Did you like last week's "exercise of the week?" It was the Moving Down, an exercise from the sport of Rally Obedience. I hope you gave it a try. If you weren't in to that one though, here's another (non-fancy, "back to basics" type) exercise to try.
This one's called Sometimes Things are Boring. Like a lot of the K-9 Prodigy training methods, it's adapted from service dog training. The life of a service dog always seems so glamorous, until you realize that it actually comes down to a lot of standing and waiting around.

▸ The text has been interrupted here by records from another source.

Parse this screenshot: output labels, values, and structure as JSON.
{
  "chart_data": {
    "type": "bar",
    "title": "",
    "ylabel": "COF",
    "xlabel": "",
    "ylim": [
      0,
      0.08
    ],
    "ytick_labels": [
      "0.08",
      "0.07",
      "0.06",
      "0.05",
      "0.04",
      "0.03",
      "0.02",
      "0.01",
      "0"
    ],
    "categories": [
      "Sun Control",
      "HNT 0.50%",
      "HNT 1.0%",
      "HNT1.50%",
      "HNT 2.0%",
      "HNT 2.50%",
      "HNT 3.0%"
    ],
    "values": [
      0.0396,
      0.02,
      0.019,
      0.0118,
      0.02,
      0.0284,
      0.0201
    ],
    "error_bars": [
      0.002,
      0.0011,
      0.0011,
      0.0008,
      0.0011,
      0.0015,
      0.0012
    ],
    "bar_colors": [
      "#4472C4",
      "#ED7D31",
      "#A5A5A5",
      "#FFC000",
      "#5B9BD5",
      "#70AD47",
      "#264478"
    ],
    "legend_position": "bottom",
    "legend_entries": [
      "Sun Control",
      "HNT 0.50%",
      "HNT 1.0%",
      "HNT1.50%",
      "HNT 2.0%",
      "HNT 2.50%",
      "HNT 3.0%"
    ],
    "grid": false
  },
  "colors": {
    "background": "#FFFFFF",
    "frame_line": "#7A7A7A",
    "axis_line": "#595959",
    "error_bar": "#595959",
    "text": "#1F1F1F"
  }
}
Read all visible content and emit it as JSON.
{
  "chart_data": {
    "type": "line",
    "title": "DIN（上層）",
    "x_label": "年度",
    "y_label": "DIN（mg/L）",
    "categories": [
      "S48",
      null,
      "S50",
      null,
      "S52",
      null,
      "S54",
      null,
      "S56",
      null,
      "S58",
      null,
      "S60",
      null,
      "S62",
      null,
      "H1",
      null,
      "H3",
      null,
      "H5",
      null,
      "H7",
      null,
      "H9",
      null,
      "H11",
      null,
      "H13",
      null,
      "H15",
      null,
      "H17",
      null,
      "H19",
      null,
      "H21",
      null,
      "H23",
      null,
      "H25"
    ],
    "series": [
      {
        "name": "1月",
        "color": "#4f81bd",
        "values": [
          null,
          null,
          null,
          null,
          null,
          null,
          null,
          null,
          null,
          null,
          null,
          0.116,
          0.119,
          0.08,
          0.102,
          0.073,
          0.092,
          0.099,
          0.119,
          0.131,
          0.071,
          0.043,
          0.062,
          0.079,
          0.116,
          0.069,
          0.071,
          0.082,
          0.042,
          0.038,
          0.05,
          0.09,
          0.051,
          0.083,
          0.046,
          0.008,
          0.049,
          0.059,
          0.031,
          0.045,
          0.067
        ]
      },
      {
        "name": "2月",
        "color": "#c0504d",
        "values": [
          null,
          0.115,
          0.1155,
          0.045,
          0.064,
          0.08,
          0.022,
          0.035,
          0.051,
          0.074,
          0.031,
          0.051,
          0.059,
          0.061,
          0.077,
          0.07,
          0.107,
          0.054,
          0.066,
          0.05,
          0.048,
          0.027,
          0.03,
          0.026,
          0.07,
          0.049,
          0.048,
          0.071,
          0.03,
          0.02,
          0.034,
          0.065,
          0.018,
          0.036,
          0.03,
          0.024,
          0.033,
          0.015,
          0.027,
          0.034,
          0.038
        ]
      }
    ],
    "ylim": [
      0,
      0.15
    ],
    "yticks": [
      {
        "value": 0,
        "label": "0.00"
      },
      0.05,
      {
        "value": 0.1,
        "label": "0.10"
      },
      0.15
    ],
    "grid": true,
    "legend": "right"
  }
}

Go to the post office, stand around. Go to the bank, stand around. Go to work at god forbid an office for eight hours and lie down and wait around. Maybe there's a quick flurry of taskwork somewhere in there, if the handler needs it. A dropped item -- hooray! A door to open or close -- yipee! But mostly there's a lot of hanging around. Most of the day is just Been There, Done That, I'll just lie down till my owner needs me.
For many pet dogs, however, the daily walk is the most exciting thing of the day! Things to sniff! Other dogs and people to meet! Maybe the handler even has treats or toys as training rewards! Maybe we're going some place exciting! Wheeeeeee!
If your dog gets all vamped up the moment you step outside the door, and if you have trouble controlling him or her, maybe it's time to take a quick lesson from the service dogs, and give this exercise "Sometimes Things Are Boring" a try!
Here's what you do. Leash up. Walk outside. (Follow any leashing or door-related protocols you normally do, such as refusing to leash up until the dog is sitting still or asking for a sit and stay before walking out the front door.) Once you get outside, instead of plunging right in to the sidewalk, why not sit on the porch or something and read your mail? Sit there (or literally just stand around) until the dog is totally relaxed. Then you MIGHT go for a little walk. Or you might not. You might just go back inside!
If you do walk, just repeat the same stretch of sidewalk a few times, then go in. "This is not that interesting," the dog seems to be thinking after a couple of passes, "I got all worked up for THAT?"
What's going on here? Many dogs are conditioned to automatically become excited and wild when they go out on walks, because going out on walks is always fun and exciting. If every so often you make a walk *not* fun and exciting, then it breaks the "always" part of the conditioning, and you will begin to see your dog walking more calmly, not pulling so hard on the lead, and not whipping himself up into a frenzy!
There are some other more advanced things you can do with this basic exercise -- it's a good one to use for distraction work, and you can even use it for obedience training! Go ahead -- give it a try!